Настя перестала жевать и уставилась на подругу.
- Та ты шо?! Нет не говорила.
- Вот тебе и шо. Пришёл снег во дворе почистил, а потом начал требовать материну пенсию. Типа, ему кредит нечем платить. КоГда я ему сказала, что денеГ уже нет, тут он на меня и кинулся с кулаками. Но я не дала себя в обиду. Всю рожу расцарапала и воротник куртки оторвала.
- Вот так Андрюшенька-душенька, - осуждающе покачала головой Настя. – Никогда бы не подумала, что он драться умеет.
- С этого места поподробнее, - вклинился в разговор подруг Алексей. - Кто такой? Где найти? Я ему самовар быстро начищу!
- Лёха, не вмешивайся, - охладила пыл заступника Настёна. – Они сами разберутся. Сегодня подрались, завтра помирятся, а ты будешь виноватым. Закусывай! Бери хлебушек, сальцо, яичко хочешь? Я почищу.
Обида накатила на Аннушку. Смотри-ка, братцу самый большой кусок хлеба подсунула. Яичко предложила. Подруга называется. Глаза начало заволакивать туманом. Светящаяся лампочка стала расплываться перед глазами. В какой-то миг мир вокруг пропал, превратившись в непроглядную чёрную ночь.
- Ань, Ань, ты чего? - затрясла её за плечо хозяйка. – Анюта, тебе плохо? Бери картошечку, сало. Закусывай!
Анна пожала плечами и покрутила головой. Картинка медленно возвратилась, высветив сначала только очертания предметов. Медленно, очень медленно, проявился цвет. Вот уже видно, что свитер на Насте персиковый, а на Лёхе голубая в белую клетку фланелевая рубашка.
Анна с независимым видом осмотрелась. Взяла кусочек нежно-розового сала, погоняла во рту, ощущая неописуемое блаженство. Пожевала. Проглотила.
- Не боись, подруга! Прорвёмся, - хотела сказать бодро и весело, а получилось как-то не очень. Голос дрожал и срывался. Посмотрела на колено, обтянутое старым трико. Огромное жирное пятно бросилось в глаза. Сцепила пальцы и прикрыла ладонями колено, продолжая качать ногой. Это ведь мать стирала одежду. Стиралка сломалась после того, как Анна напихала в неё пальто и две куртки.
Древняя стиральная машина не выдержала такого издевательства и задымилась. И пальто, и куртки пришлось выкинуть. Стиралку Анна сдала за пятьдесят рублей на металлолом. После того мать стирала руками в тазу. Старая женщина замачивала грязные вещи, намыливая их вонючим хозяйственным мылом, которого запасла в прошлой жизни целый сундук. На другой день тёрла своими покорёженными подагрой пальцами, полоскала и вывешивала сушиться на улицу.

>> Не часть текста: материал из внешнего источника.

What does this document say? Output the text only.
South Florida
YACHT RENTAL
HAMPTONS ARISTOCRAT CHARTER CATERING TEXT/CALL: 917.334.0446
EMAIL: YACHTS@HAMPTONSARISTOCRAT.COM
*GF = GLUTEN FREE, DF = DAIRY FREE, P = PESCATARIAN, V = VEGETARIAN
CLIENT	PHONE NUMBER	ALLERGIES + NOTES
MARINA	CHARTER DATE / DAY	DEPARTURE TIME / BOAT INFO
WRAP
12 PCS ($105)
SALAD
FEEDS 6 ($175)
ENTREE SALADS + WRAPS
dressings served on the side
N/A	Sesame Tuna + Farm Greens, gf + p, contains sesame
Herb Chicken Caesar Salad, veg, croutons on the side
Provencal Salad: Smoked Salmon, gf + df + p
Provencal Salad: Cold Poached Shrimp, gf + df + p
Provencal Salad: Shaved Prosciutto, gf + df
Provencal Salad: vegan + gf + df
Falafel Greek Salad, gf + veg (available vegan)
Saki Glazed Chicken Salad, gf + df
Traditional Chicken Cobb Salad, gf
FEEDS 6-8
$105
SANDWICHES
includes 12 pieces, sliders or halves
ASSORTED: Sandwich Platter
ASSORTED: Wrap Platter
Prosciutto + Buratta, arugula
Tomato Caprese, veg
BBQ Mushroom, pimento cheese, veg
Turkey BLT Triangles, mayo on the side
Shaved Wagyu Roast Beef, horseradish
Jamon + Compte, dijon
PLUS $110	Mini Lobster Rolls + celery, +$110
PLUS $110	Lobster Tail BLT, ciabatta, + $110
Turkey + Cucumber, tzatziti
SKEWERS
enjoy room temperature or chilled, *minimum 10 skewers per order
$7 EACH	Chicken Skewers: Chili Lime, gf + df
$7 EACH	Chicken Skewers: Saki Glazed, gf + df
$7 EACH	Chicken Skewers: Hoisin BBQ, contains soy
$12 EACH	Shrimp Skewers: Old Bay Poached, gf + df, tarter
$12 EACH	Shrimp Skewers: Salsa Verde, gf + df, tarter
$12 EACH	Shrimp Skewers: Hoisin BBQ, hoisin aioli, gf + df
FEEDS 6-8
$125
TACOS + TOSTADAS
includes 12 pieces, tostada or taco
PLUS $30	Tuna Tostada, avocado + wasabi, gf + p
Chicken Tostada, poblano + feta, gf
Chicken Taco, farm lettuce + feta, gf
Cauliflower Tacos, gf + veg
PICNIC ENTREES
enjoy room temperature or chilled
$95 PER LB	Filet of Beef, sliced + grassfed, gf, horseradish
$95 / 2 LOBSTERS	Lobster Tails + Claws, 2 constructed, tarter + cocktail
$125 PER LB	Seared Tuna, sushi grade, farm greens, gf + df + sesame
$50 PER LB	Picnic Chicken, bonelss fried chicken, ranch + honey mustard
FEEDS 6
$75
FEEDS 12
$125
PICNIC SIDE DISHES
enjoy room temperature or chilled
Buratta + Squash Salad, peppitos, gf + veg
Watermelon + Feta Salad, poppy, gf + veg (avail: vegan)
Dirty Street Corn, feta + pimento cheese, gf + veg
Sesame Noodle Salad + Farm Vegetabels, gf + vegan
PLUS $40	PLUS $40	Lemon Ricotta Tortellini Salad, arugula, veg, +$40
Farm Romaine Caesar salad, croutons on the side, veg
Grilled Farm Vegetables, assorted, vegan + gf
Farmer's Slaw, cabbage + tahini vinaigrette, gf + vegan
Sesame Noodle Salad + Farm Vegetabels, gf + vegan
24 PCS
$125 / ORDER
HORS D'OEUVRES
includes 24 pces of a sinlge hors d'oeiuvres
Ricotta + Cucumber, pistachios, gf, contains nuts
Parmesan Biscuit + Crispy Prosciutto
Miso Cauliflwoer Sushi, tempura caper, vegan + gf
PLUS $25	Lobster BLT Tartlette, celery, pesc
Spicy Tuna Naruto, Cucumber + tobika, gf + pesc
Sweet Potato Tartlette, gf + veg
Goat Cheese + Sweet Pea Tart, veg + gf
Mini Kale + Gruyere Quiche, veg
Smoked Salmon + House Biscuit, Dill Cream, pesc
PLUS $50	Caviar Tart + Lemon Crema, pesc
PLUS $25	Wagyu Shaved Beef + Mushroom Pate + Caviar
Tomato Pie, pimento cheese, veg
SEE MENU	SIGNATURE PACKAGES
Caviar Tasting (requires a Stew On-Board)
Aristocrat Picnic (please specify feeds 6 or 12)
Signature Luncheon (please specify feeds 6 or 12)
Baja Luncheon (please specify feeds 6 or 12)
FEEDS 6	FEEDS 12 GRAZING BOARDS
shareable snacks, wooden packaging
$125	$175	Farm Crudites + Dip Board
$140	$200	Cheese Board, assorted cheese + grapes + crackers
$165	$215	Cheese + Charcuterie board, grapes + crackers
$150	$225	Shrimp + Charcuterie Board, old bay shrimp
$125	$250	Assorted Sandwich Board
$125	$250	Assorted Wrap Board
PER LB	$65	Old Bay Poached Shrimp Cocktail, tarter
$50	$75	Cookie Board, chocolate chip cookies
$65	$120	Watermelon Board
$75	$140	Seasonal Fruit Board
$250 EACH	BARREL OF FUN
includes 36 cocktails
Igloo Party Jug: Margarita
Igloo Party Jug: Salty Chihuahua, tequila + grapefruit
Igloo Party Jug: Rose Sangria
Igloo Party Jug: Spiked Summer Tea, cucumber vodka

Иногда мать забывала о стирке и та стояла несколько дней, распространяя вокруг невероятную вонь. Анна, правда, частенько в тот сундук ныряла и выносила из дома мыльные запасы. Знакомая самогонщица за пять кусков мыла наливала поллитра. Не первака, конечно, но вполне сносного пойла.
Анна поскребла жирное пятно пальцем, потом понюхала.
- Ну, погоди, старая ведьма, - подумала она о матери. – Я тебя научу стирать. Будешь знать. Сижу тут, как бомжиха.
Посмотрела на Настёну, на Алексея. Они о чём-то негромко разговаривали. Прислушалась, стараясь понять о чём идёт речь. За своими мыслями Анна совсем выпала из реального времени.
- Так ты забрал тётю Олю к себе? – спросила Настя.
- Ага. Забрал. У меня дом покрепче, да и вдвоём веселее. Мы с Людкой из-за матери разругались. Она хотела её к себе забрать. Типа будет помогать с детишками нянчится. Ты же знаешь, что у сестры двойня родилась. Мать не захотела. Она со свахою не ладит. Жила в своей хате потихоньку. А тут аппендицит прихватил. Сделали операцию. Ну ты, Настёна, это всё знаешь. Сама же в больнице с моей мамкою сидела. В общем, привёз я её к себе. Пожила она, привыкла, теперь хочет жить у меня. А я и не против. Приду с работы, наготовлено, постирано, убрано, - негромко рассказывал Лёха.
Какое-то неприятное чувство то ли досады, то ли ревности начало подниматься в душе Анны.